No sólo tú lo has pasado bien, yo también he disfrutado -. Sonríen sus labios mientras matiza el regalo.
Le pido su teléfono, el número que hace sonar ese móvil pequeñito que suele apretar su mano y comparte bolso con otras intimidades femeninas. “Yo no soy de esos que te van a llamar continuamente”. “Ojalá lo hagas”. Mantenemos nuestras sonrisas enseñándonos los dientes. Mis ojos se desvían una décima de segundo para guiar la mano derecha que desabrocha tres botones de mi camisa, los tres centrales. Un toque de coquetería masculina, el vello no sé si sigue de moda en Canarias, así que opto por enseñar el trozo de piel desnuda sobre mi duodécima costilla. Escribe el número sobre mi piel. Nos despedimos con un beso y la promesa de volver a vernos. En mi cama de hotel veo de nuevo todas mis fantasías cumplidas.

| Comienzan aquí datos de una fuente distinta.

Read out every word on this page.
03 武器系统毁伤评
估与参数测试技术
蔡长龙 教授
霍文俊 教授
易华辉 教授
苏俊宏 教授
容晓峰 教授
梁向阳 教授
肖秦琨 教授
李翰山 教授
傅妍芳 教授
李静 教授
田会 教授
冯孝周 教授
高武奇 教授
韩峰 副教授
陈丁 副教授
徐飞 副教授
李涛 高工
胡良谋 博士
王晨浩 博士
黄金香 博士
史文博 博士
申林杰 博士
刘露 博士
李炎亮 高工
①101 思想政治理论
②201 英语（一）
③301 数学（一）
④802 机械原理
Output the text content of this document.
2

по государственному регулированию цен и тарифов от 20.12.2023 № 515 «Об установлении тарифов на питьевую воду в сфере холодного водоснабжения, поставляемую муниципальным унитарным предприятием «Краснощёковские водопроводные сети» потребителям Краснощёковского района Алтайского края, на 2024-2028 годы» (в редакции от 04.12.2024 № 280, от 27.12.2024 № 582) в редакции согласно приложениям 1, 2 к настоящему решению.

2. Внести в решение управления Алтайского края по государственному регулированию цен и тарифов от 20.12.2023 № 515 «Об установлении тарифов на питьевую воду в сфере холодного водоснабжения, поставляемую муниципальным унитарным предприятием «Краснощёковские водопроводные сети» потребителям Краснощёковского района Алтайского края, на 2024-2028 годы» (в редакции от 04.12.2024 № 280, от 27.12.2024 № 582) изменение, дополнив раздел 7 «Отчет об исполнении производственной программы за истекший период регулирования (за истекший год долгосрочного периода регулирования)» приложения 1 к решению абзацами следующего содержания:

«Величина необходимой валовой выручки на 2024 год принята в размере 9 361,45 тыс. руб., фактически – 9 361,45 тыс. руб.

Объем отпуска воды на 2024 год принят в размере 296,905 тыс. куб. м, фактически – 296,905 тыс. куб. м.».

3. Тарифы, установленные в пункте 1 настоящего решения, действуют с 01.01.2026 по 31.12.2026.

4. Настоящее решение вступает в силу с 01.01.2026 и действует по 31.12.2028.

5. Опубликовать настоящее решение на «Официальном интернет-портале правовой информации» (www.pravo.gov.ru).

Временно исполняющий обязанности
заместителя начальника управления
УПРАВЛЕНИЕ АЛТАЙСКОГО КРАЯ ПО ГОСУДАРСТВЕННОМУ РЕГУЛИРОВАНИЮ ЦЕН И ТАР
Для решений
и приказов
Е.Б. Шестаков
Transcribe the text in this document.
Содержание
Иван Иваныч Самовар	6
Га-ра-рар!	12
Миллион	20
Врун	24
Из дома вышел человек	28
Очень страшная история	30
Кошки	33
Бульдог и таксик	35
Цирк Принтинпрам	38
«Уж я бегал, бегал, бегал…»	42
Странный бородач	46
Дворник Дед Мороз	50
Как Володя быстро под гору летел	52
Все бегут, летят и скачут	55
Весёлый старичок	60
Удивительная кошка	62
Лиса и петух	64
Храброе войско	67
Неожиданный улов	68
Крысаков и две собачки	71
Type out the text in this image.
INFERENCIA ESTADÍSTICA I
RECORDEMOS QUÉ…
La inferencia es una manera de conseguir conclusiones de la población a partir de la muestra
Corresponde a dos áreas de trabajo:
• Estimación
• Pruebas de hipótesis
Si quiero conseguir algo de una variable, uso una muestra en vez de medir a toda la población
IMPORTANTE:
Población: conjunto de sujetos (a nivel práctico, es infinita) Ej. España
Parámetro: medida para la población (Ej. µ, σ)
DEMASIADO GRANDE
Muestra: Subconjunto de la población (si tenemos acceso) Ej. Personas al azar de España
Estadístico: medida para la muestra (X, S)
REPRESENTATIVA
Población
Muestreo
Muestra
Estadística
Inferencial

Recuerdo aquella chica del instituto que tenía el mejor culo del instituto, un culo “pa partir almendras”. Cada día se cambiaba de ropa, aunque mucha la compartía con su hermana. Tenía una minifalda de estilo vaquero de color crema que llevaba con una chaqueta a juego y una camiseta ajustada. Durante varias semanas imaginé las dos columnas morenas de sus piernas convergiendo en mis anhelos. Entrábamos en mi portal, doblábamos la esquina para ir hacia los ascensores y ocultarnos de la vista desde la puerta y el reflejo del mármol nos devolvía dos cuerpos ansiosos. Mi mano arqueaba su cuerpo y sujetaba su cuello, su cabeza baja realzaba su increíble trasero mientras mi mano izquierda deslizaba la escasa tela. Aquél abrazo sexual perduraba mientras entraba algún vecino que miraba con descaro. También recuerdo soñar con aquellas madres jóvenes que iban al colegio a recoger a su prole aquellas tardes de primavera, cuando mis pasos me guiaban hacia la facultad. Aquella noche cumplía todas mis aspiraciones eróticas, me elegía la chica más deseada del congreso, como aquella chica para quien tuvieron que cambiar el diseño de la ropa deportiva lo era del instituto, era madre, añadido sólo superado a veces por una virgen adolescente, se definía como no feminista, algo insólito en estos tiempos, el juego sexual se desarrolló justo como en mis mejores sueños, dos veces pasaron un grupo de guiris que nos miraron con asombro y envidia. Era imposible borrar esa sonrisa de mi cara, una fuerza invisible enviaba inevitablemente las comisuras hacia arriba. Me levanto temprano para asistir a la siguiente conferencia. En la ducha intento borrar los restos más evidentes y aromáticos de la noche anterior. Persisten aquellas nueve cifras en mi piel que niegan que haya sido un sueño.